(636b) Computational Screening for the Discovery of Small Molecule Regulators of Insulin Degrading Enzyme
AIChE Annual Meeting
2009 Annual Meeting
Computing and Systems Technology Division
Systems Engineering Approaches in Biology and Biomedicine
Thursday, November 12, 2009 - 3:40pm to 4:05pm
Insulin degrading enzyme (IDE) is involved in the clearance of insulin of amyloid-β (Aβ) and insulin, which are peptides associated with Alzheimer's disease (AD) and diabetes respectively. In this study, our objective is to design novel regulators of IDE using structure-based drug design approach, which might facilitate the development of activators or inhibitors of IDE. This approach is a powerful method for designing inhibitors and/or activators with high specificity.
Three dimensional structure of IDE was obtained using X-Ray crystallography by Tang group at the University of Chicago. IDE is organized in two domains (IDE-N and IDE-C) that connect with each other by a flexible hinge. IDE can adopt at least two conformations; nominated as ?open? and ?closed?. The open state allows substrates to enter freely the catalytic cavity; however the closed (stable) state entraps the substrates inside to perform hydrolysis, and it is significant for the catalytic function. Additionally, N-terminal of the IDE substrates make contacts with a highly conserved exosite that is located ~30 Å away from the catalytic center prior to cleavage. In the study of Tang group, short peptide substrate bradykinin is found to be an activator of IDE by only binding to the exosite and not to the catalytic site, which suggested low affinity of bradykinin for IDE. This finding has been taken as the basis for the design of regulatory molecules for IDE activity. This might suggest that small chemical compounds that bind to the exosite would have the possible regulatory role in substrate binding and subsequent cleavage by IDE.

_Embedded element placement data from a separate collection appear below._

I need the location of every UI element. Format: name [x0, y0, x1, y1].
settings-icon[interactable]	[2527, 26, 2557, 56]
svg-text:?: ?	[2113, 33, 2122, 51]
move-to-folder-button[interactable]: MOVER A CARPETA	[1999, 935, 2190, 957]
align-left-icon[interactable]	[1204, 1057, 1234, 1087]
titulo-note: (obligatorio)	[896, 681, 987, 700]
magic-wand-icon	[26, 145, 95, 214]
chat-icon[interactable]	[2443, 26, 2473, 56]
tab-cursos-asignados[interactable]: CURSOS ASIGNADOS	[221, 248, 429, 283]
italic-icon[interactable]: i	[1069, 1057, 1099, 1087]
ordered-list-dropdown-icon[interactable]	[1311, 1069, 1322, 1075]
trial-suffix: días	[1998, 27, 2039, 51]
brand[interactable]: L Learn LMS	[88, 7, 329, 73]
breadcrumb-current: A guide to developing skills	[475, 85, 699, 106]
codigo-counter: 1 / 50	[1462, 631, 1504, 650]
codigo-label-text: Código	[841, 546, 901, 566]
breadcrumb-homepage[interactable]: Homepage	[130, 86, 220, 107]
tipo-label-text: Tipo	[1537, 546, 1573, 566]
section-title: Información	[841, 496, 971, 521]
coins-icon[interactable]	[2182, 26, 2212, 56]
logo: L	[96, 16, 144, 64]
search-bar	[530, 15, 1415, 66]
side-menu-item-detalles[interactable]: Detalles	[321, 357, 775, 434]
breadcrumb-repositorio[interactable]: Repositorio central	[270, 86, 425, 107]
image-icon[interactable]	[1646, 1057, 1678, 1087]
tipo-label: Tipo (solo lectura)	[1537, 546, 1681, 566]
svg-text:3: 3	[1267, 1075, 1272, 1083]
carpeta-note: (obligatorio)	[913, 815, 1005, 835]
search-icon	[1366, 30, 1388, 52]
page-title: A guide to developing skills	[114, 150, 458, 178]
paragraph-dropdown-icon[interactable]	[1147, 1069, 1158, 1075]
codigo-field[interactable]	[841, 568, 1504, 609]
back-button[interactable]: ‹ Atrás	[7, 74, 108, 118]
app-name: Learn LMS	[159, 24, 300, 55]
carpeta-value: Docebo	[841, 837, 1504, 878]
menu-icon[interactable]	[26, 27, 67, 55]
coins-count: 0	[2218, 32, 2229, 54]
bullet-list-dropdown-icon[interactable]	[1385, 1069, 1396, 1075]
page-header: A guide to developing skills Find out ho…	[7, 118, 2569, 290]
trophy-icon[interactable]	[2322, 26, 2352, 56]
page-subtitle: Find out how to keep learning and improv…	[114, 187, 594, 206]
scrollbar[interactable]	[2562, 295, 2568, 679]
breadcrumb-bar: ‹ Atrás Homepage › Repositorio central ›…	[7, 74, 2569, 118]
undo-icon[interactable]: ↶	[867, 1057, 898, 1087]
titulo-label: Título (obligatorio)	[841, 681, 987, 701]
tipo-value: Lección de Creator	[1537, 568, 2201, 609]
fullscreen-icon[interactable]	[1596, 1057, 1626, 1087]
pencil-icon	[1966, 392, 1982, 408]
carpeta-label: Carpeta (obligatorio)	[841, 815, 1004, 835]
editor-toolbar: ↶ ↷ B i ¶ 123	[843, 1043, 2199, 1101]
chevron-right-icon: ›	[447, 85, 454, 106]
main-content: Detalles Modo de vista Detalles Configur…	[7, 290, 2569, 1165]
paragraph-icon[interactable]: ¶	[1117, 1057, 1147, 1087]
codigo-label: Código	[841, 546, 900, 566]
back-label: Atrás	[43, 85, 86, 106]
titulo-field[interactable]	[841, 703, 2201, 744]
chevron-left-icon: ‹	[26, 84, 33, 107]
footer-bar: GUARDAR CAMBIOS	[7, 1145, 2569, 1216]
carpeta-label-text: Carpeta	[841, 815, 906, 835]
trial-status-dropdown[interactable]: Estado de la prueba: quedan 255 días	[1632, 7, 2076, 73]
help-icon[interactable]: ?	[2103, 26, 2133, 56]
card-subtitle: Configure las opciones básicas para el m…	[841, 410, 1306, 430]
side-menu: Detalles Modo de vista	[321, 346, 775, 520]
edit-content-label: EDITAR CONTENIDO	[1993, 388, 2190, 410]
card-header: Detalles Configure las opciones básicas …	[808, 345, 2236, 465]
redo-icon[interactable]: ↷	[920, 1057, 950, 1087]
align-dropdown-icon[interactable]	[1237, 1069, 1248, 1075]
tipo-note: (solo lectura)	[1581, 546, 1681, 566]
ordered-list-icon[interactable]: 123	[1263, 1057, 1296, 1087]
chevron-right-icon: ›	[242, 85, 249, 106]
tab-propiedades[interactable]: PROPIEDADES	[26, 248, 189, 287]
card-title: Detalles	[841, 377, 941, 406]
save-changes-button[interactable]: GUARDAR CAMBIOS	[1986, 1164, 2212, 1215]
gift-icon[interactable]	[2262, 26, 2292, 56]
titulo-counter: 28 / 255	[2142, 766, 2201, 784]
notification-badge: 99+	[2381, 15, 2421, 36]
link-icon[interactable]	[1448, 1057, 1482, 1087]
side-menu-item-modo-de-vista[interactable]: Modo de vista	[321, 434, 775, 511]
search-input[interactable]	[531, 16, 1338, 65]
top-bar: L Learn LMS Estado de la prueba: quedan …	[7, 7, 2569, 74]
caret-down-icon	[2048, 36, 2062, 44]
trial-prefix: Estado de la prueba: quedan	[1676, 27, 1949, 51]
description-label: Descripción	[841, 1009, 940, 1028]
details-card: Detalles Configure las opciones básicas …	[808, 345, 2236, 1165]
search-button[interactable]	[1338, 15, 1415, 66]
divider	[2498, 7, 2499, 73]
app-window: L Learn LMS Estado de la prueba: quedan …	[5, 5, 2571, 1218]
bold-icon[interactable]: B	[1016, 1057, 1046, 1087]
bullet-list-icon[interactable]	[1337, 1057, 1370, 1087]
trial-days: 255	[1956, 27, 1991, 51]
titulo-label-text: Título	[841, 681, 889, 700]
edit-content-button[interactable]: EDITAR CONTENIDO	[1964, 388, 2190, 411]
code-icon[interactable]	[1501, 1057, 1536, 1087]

In this study, we applied both the computational docking methods and the experimental biological activity assays for the discovery of IDE regulators. The first step of the computational docking method involves minimization and equilibration of the crystal structure of IDE (PDB ID: 2G47), and molecular dynamics simulation was performed until the protein was stabilized. Second, virtual ligand screening with AutoDock molecular docking simulation program was performed by screening of a chemical library consisting of over 9 million compounds. Next, drug candidates were selected with respect to their binding energies and spatial conformations in exosite regions.
As a result, more than 100 small molecule drug candidates with lowest predicted binding free energies between -11 kcal/mol and -13 kcal/mol have been identified as potential hits which will be tested by using fluorogenic assay for the biological activity. Finally, the activity of the successful drug candidates will be characterized in a cellular assay to establish that they do not have cytotoxic effects.